My Ph.D. work concentrated on the formal specification and verification of the properties of Horus protocol layers. Using the Temporal Logic of Actions, one can specify Horus protocol stacks, or their individual layers, in terms of the communication properties they require from the network or other layers underneath them, and the properties they then support for the layers above. Moreover, it is feasible to automatically verify the properties of protocol stacks, given suitable specifications of the layers in the stack. This work was performed as part of the Securing and Hardening Horus project at Cornell University. I have developed a Java applet that gives a rough demonstration of the method of verifying the properties of Horus protocol stacks.
Publications
Robbert van Renesse, Ken Birman, Mark Hayden, Alexey Vaysburd, and David Karr. Building Adaptive Systems Using Ensemble. Technical Report number TR97-1638. Department of Computer Science, Cornell University, Ithaca, NY, July 1997.

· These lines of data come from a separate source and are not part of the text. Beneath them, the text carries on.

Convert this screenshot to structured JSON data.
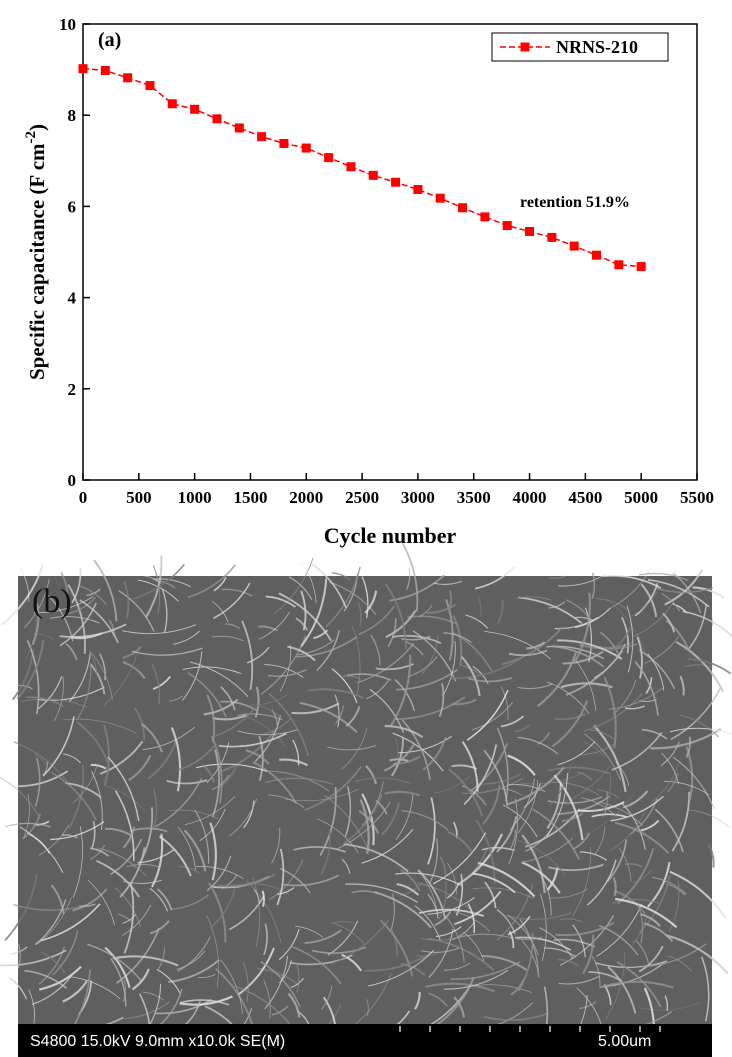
{
  "chart_data": {
    "type": "line",
    "panel": "(a)",
    "xlabel": "Cycle number",
    "ylabel": "Specific capacitance (F cm",
    "ylabel_sup": "-2",
    "ylabel_end": ")",
    "annotation": "retention 51.9%",
    "x": [
      0,
      200,
      400,
      600,
      800,
      1000,
      1200,
      1400,
      1600,
      1800,
      2000,
      2200,
      2400,
      2600,
      2800,
      3000,
      3200,
      3400,
      3600,
      3800,
      4000,
      4200,
      4400,
      4600,
      4800,
      5000
    ],
    "series": [
      {
        "name": "NRNS-210",
        "color": "#ff0000",
        "values": [
          9.02,
          8.98,
          8.82,
          8.65,
          8.25,
          8.13,
          7.92,
          7.72,
          7.53,
          7.38,
          7.28,
          7.07,
          6.87,
          6.68,
          6.53,
          6.37,
          6.18,
          5.97,
          5.77,
          5.58,
          5.45,
          5.32,
          5.13,
          4.93,
          4.72,
          4.68
        ]
      }
    ],
    "xlim": [
      0,
      5500
    ],
    "xticks": [
      0,
      500,
      1000,
      1500,
      2000,
      2500,
      3000,
      3500,
      4000,
      4500,
      5000,
      5500
    ],
    "ylim": [
      0,
      10
    ],
    "yticks": [
      0,
      2,
      4,
      6,
      8,
      10
    ],
    "legend": "top-right"
  },
  "image": {
    "panel": "(b)",
    "info": "S4800 15.0kV 9.0mm x10.0k SE(M)",
    "scale": "5.00um"
  }
}
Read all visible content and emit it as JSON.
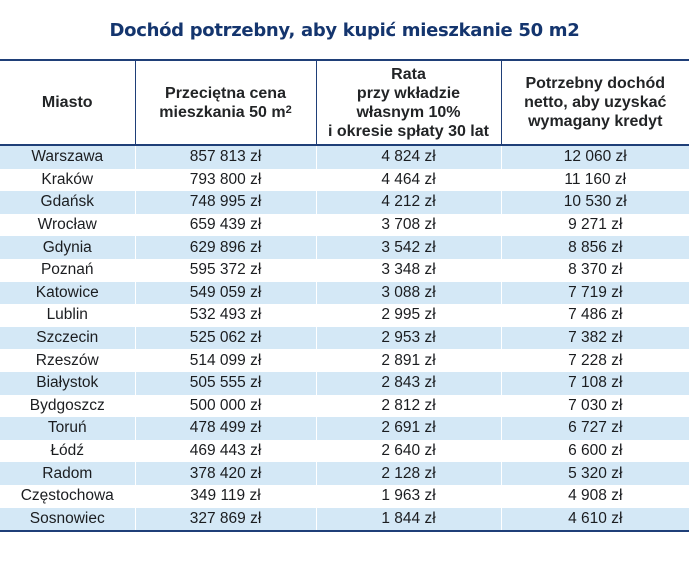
{
  "title": "Dochód potrzebny, aby kupić mieszkanie 50 m2",
  "headers": {
    "city": "Miasto",
    "price_line1": "Przeciętna cena",
    "price_line2": "mieszkania 50 m",
    "price_sup": "2",
    "rate_line1": "Rata",
    "rate_line2": "przy wkładzie",
    "rate_line3": "własnym 10%",
    "rate_line4": "i okresie spłaty 30 lat",
    "income_line1": "Potrzebny dochód",
    "income_line2": "netto, aby uzyskać",
    "income_line3": "wymagany kredyt"
  },
  "chart_data": {
    "type": "table",
    "title": "Dochód potrzebny, aby kupić mieszkanie 50 m2",
    "columns": [
      "Miasto",
      "Przeciętna cena mieszkania 50 m2",
      "Rata przy wkładzie własnym 10% i okresie spłaty 30 lat",
      "Potrzebny dochód netto, aby uzyskać wymagany kredyt"
    ],
    "rows": [
      [
        "Warszawa",
        "857 813 zł",
        "4 824 zł",
        "12 060 zł"
      ],
      [
        "Kraków",
        "793 800 zł",
        "4 464 zł",
        "11 160 zł"
      ],
      [
        "Gdańsk",
        "748 995 zł",
        "4 212 zł",
        "10 530 zł"
      ],
      [
        "Wrocław",
        "659 439 zł",
        "3 708 zł",
        "9 271 zł"
      ],
      [
        "Gdynia",
        "629 896 zł",
        "3 542 zł",
        "8 856 zł"
      ],
      [
        "Poznań",
        "595 372 zł",
        "3 348 zł",
        "8 370 zł"
      ],
      [
        "Katowice",
        "549 059 zł",
        "3 088 zł",
        "7 719 zł"
      ],
      [
        "Lublin",
        "532 493 zł",
        "2 995 zł",
        "7 486 zł"
      ],
      [
        "Szczecin",
        "525 062 zł",
        "2 953 zł",
        "7 382 zł"
      ],
      [
        "Rzeszów",
        "514 099 zł",
        "2 891 zł",
        "7 228 zł"
      ],
      [
        "Białystok",
        "505 555 zł",
        "2 843 zł",
        "7 108 zł"
      ],
      [
        "Bydgoszcz",
        "500 000 zł",
        "2 812 zł",
        "7 030 zł"
      ],
      [
        "Toruń",
        "478 499 zł",
        "2 691 zł",
        "6 727 zł"
      ],
      [
        "Łódź",
        "469 443 zł",
        "2 640 zł",
        "6 600 zł"
      ],
      [
        "Radom",
        "378 420 zł",
        "2 128 zł",
        "5 320 zł"
      ],
      [
        "Częstochowa",
        "349 119 zł",
        "1 963 zł",
        "4 908 zł"
      ],
      [
        "Sosnowiec",
        "327 869 zł",
        "1 844 zł",
        "4 610 zł"
      ]
    ]
  },
  "colors": {
    "title": "#14356e",
    "border": "#1f3f78",
    "row_stripe": "#d4e8f6"
  }
}
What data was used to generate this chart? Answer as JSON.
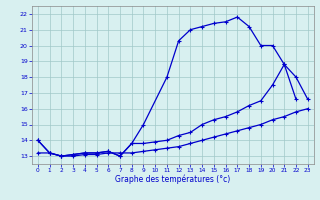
{
  "xlabel": "Graphe des températures (°c)",
  "line_a_x": [
    0,
    1,
    2,
    3,
    4,
    5,
    6,
    7,
    8,
    9,
    11,
    12,
    13,
    14,
    15,
    16,
    17,
    18,
    19,
    20,
    21,
    22
  ],
  "line_a_y": [
    14.0,
    13.2,
    13.0,
    13.1,
    13.2,
    13.2,
    13.3,
    13.0,
    13.8,
    15.0,
    18.0,
    20.3,
    21.0,
    21.2,
    21.4,
    21.5,
    21.8,
    21.2,
    20.0,
    20.0,
    18.8,
    16.6
  ],
  "line_b_x": [
    0,
    1,
    2,
    3,
    4,
    5,
    6,
    7,
    8,
    9,
    10,
    11,
    12,
    13,
    14,
    15,
    16,
    17,
    18,
    19,
    20,
    21,
    22,
    23
  ],
  "line_b_y": [
    14.0,
    13.2,
    13.0,
    13.1,
    13.2,
    13.2,
    13.3,
    13.0,
    13.8,
    13.8,
    13.9,
    14.0,
    14.3,
    14.5,
    15.0,
    15.3,
    15.5,
    15.8,
    16.2,
    16.5,
    17.5,
    18.8,
    18.0,
    16.6
  ],
  "line_c_x": [
    0,
    1,
    2,
    3,
    4,
    5,
    6,
    7,
    8,
    9,
    10,
    11,
    12,
    13,
    14,
    15,
    16,
    17,
    18,
    19,
    20,
    21,
    22,
    23
  ],
  "line_c_y": [
    13.2,
    13.2,
    13.0,
    13.0,
    13.1,
    13.1,
    13.2,
    13.2,
    13.2,
    13.3,
    13.4,
    13.5,
    13.6,
    13.8,
    14.0,
    14.2,
    14.4,
    14.6,
    14.8,
    15.0,
    15.3,
    15.5,
    15.8,
    16.0
  ],
  "ylim": [
    12.5,
    22.5
  ],
  "xlim": [
    -0.5,
    23.5
  ],
  "yticks": [
    13,
    14,
    15,
    16,
    17,
    18,
    19,
    20,
    21,
    22
  ],
  "xticks": [
    0,
    1,
    2,
    3,
    4,
    5,
    6,
    7,
    8,
    9,
    10,
    11,
    12,
    13,
    14,
    15,
    16,
    17,
    18,
    19,
    20,
    21,
    22,
    23
  ],
  "line_color": "#0000cc",
  "bg_color": "#d8f0f0",
  "grid_color": "#a0c8c8"
}
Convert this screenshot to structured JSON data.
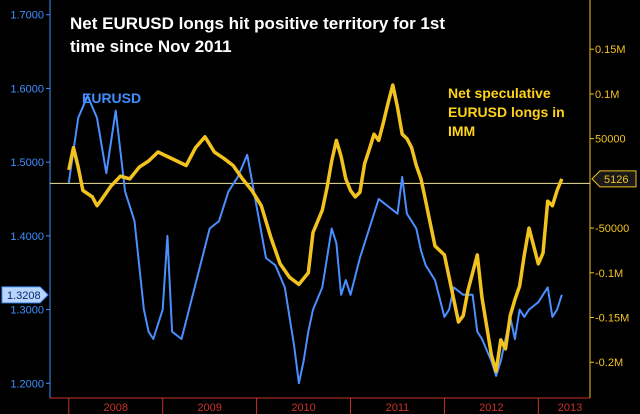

David A. Karr. Specification, Composition, and Automated Verification of Layered Communication Protocols. Doctoral dissertation. Technical Report number TR97-1623. Department of Computer Science, Cornell University, Ithaca, NY, March 1997.
Robbert van Renesse, Kenneth P. Birman, Roy Friedman, Mark Hayden, and David A. Karr. A framework for protocol composition in Horus. In Proceedings of the 14th Annual ACM Symposium on Principles of Distributed Computing, pp. 80-89. ACM, August 1995.
Professional Affiliations
I am employed by BBN Technologies, a division of GTE Networking, in Cambridge, Massachusetts.
I am a member of IEEE and ACM.
Education
Cornell University. Ph.D. in Computer Science.
Harvard University. B.A. in Mathematics.